Они подняли меня как куль и кинули мордасом на заднее сиденье: «Поехали!» Машина заревела как зверь, помчала по улицам Москвы. Петляя от невидимой погони. Уткнувшись носом в чьи-то галифе, я краем глаза вижу: мелькающие фонари, метель, тугой затылок человека за рулем. А краем уха: «Гони скорее, чтоб «этот» не прочухал».
— Что, «этот» не того? — Кажись, в порядке, Иван Семеныч! — Однако ты поосторожней…
«Этот» — это, наверно, я. Они готовят меня для непонятной роли, но интуиция мне говорит, что все это — смердит. Буквально и переносно. Я напрягаю внутреннее зрение и вижу: сейчас — 7 января 24-го, поганый год! По их понятию, я должен стать диверсантом, прокравшимся к больному Ленину. Затем я буду ликвидирован с оружием в руках. Кому-то это нужно. И потому они вогнали мне в задницу длиннющий шприц какой-то гадости. И потому я вырубаюсь. Медленно, но верно. Москва, ленивая хавронья, мелькает за окном. Какого хрена? Непра… я не…
…Прошло неизвестно сколько времени: час, два? Я раскрываю зены: сплошная темнота, ребята… Сижу, обнявши руль. Ну, значит, влип! На ощупь тыкаю в панель: безумно ярко вспыхивают фары… Что это? Сижу в «роллс-ройсе», сияющем, недвижном в мертвой тишине. За ним — аэросани, немецкие, с полозьями, за ними — еще один «роллс-ройс»… 16-го года выпуска. Так, значит, я в Горках! И Ленин — рядом. Лишь он имеет все это в России января 24-го… Да, все-таки я здесь!
Я выхожу из гаража: огромный, чистый небосвод, усеянный созвездиями. Я напрягаю зрение: зверек, похожий на горностая, бежит по снегу — в соседний темный лес. Уныло-бледная луна беззвучно созерцает действо.
Передо мной — большая темная усадьба с колоннами. Да, это особняк московского градоначальника! Я открываю бесшумно дверь. Стараясь не скрипнуть половицей, вхожу… При лунном свете вижу: гостиная, большой рояль, картины французских мастеров. Я узнаю основы прежней жизни.
Скольжу по коридору. Там, в глубине, полоска света. Прикладываюсь к щелке: старуха Крупская читает Джека Лондона. Приоткрываю вторую дверь: сидит недвижимый в качалке, завернут в плед, и голова склонилась набок. Глаза безжизненно…
Глаза безжизненно распахнуты, изо рта на полувывале — язык, слюна стекает на китель, на плед.
На голове — пригрелась кошка, и придает сему дебилу смиренный домашний вид. На столике — послание германских коммунистов, а также хвалебная поэма горцев Дагестана. Неужто сам Ильич?
Я слышу голоса, шаги и быстро прыгаю за штору. Заходит человек во френче, галифе и с револьвером на боку. За ним — опухшая Надежда Константиновна.
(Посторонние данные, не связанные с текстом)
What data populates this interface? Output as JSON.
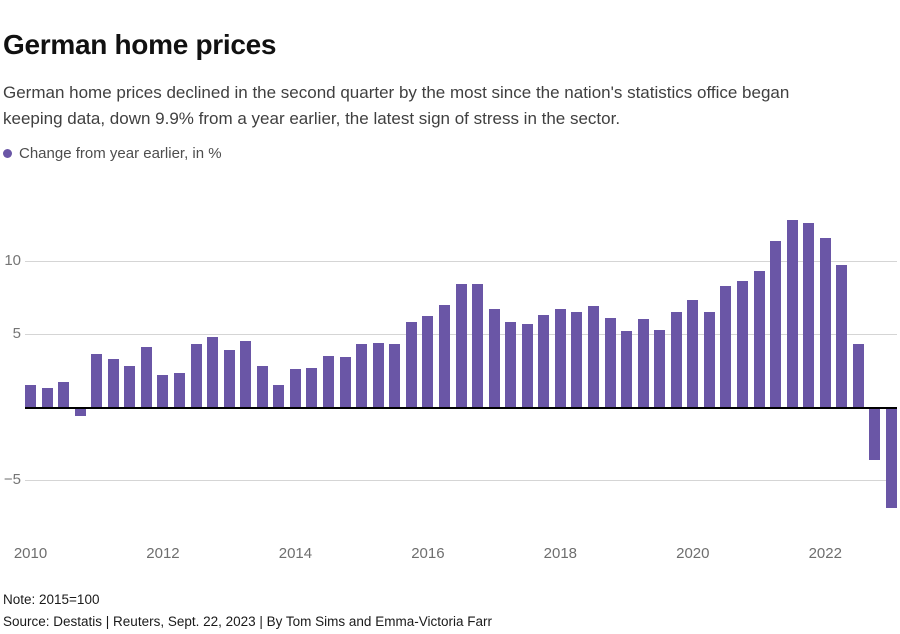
{
  "header": {
    "title": "German home prices",
    "subtitle": "German home prices declined in the second quarter by the most since the nation's statistics office began keeping data, down 9.9% from a year earlier, the latest sign of stress in the sector."
  },
  "legend": {
    "label": "Change from year earlier, in %"
  },
  "colors": {
    "bar": "#6a56a6",
    "legend_dot": "#6a56a6",
    "grid": "#d5d5d5",
    "zero_line": "#000000",
    "axis_text": "#757575",
    "title_text": "#111111",
    "subtitle_text": "#404040",
    "footer_text": "#1a1a1a"
  },
  "chart_data": {
    "type": "bar",
    "title": "Change from year earlier, in %",
    "ylabel": "",
    "xlabel": "",
    "grid": true,
    "legend_position": "top-left",
    "ylim": [
      -8,
      14
    ],
    "y_ticks": [
      10,
      5,
      -5
    ],
    "x_ticks": [
      "2010",
      "2012",
      "2014",
      "2016",
      "2018",
      "2020",
      "2022"
    ],
    "x": [
      "2010 Q1",
      "2010 Q2",
      "2010 Q3",
      "2010 Q4",
      "2011 Q1",
      "2011 Q2",
      "2011 Q3",
      "2011 Q4",
      "2012 Q1",
      "2012 Q2",
      "2012 Q3",
      "2012 Q4",
      "2013 Q1",
      "2013 Q2",
      "2013 Q3",
      "2013 Q4",
      "2014 Q1",
      "2014 Q2",
      "2014 Q3",
      "2014 Q4",
      "2015 Q1",
      "2015 Q2",
      "2015 Q3",
      "2015 Q4",
      "2016 Q1",
      "2016 Q2",
      "2016 Q3",
      "2016 Q4",
      "2017 Q1",
      "2017 Q2",
      "2017 Q3",
      "2017 Q4",
      "2018 Q1",
      "2018 Q2",
      "2018 Q3",
      "2018 Q4",
      "2019 Q1",
      "2019 Q2",
      "2019 Q3",
      "2019 Q4",
      "2020 Q1",
      "2020 Q2",
      "2020 Q3",
      "2020 Q4",
      "2021 Q1",
      "2021 Q2",
      "2021 Q3",
      "2021 Q4",
      "2022 Q1",
      "2022 Q2",
      "2022 Q3",
      "2022 Q4",
      "2023 Q1"
    ],
    "values": [
      1.5,
      1.3,
      1.7,
      -0.5,
      3.6,
      3.3,
      2.8,
      4.1,
      2.2,
      2.3,
      4.3,
      4.8,
      3.9,
      4.5,
      2.8,
      1.5,
      2.6,
      2.7,
      3.5,
      3.4,
      4.3,
      4.4,
      4.3,
      5.8,
      6.2,
      7.0,
      8.4,
      8.4,
      6.7,
      5.8,
      5.7,
      6.3,
      6.7,
      6.5,
      6.9,
      6.1,
      5.2,
      6.0,
      5.3,
      6.5,
      7.3,
      6.5,
      8.3,
      8.6,
      9.3,
      11.4,
      12.8,
      12.6,
      11.6,
      9.7,
      4.3,
      -3.5,
      -6.8
    ]
  },
  "footer": {
    "note": "Note: 2015=100",
    "source": "Source: Destatis | Reuters, Sept. 22, 2023 | By Tom Sims and Emma-Victoria Farr"
  }
}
Он говорит: «Ну что, товарищ Крупская, когда прогоним кошку?» Она заламывает руки: «Прошу вас, товарищ Шмеклис, оставьте последнюю земную радость Ильичу!» Тот морщится: «Вот видите, дрянная кошка нагадила на лысину, на справочник политработника! Ну разве ж это дело?»
Звонят по телефону. Шмеклис спешит в каптерку на негнущихся ногах. Я слышу голос: «Без изменения, товарищ Сталин! Да, путается, старая карга. Пора решать вопрос. Есть, будет сделано!» Он возвращается, одним движением снимает кошку с лысины вождя: «Таков приказ ответственных товарищей. Убрать!» Кошка пищит и отбивается, но он сует ее своей железной лапой в сатиновый мешочек, выходит. На неухоженном, опустошенном лице вождя — страдальческая мина: он хочет кошку, любимую забаву последних дней. Надежда Константиновна рыдает, сиделка тоже.
Со смешанными чувствами я наблюдаю за этой сценой. В ней выразилась суть того, что называют русской революцией… Все, наконец-то они уходят! Теперь мы оба наедине — я и Ильич… Я знаю, что мне поручено его убить. Рука соскальзывает вниз… В кармане брюк — холодный браунинг с единственным патроном. Я должен убить его в упор и быть убитым самому. 8 января должно войти в историю, однако… в моем запутанном мозгу меняется программа: я оставляю этот безумный кабинет и, бормоча ругательства, бегу за Шмеклисом. Судьба несчастной кошки мне интересней.